Senior Meera Mahidhara said Damour’s presentation had special resonance for the senior class as they near the end of high school and the college process.
“It was nice because for each of the different grades, at least for high school, she was able to pinpoint what we are all feeling — we’re stressed or anxious, especially for seniors,” Mahidhara said.
At the end of her speeches to the student body, students shared with Damour information and ideas they would like to be relayed to their parents, whom she joined that evening for a discussion on her book “The Emotional Lives of Teenagers: Raising Connected, Capable, and Compassionate Adolescents.” In the past, parents were encouraged to read her other bestsellers “Untangled” and “Under Pressure.”
This was not Damour’s first time visiting Archer. In 2019, she spoke to Archer students, faculty and parents about stretching girls beyond their comfort zones and responding constructively to the inevitable stressors in their lives.
“We brought her originally to talk to the parents — maybe 2015 — and she said, ‘Can I talk to the students because the parents awareness is valuable, but help me make students understand how to cope with social challenge, how to address their emotional needs,'” Pavliscak said. “She is the one that came up with, how do you deal with conflict with your peers? How do you gain a sense of self confidence to stand up for yourself? The students really responded.”

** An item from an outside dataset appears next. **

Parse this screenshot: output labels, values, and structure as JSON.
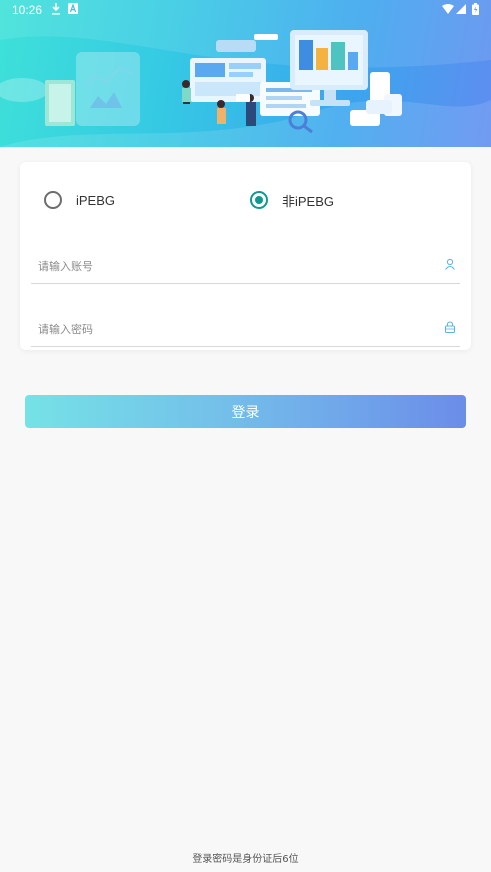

This time at around, Damour drew from concepts in her new book, particularly how we define and talk about mental health today.
“I feel like I needed to write this book because how we are talking about mental health — prior to the pandemic, certainly through it and now — doesn’t actually square with how we understand it in psychology,” Damour said. “What my thinking is organized around and what this book is organized around is the way we’re talking about mental health that actually fits with what we know as psychologists, and I think you will find it vastly more reassuring with the idea that somewhere out there there is a good, compact place you can get to and stay there that was never on the menu.”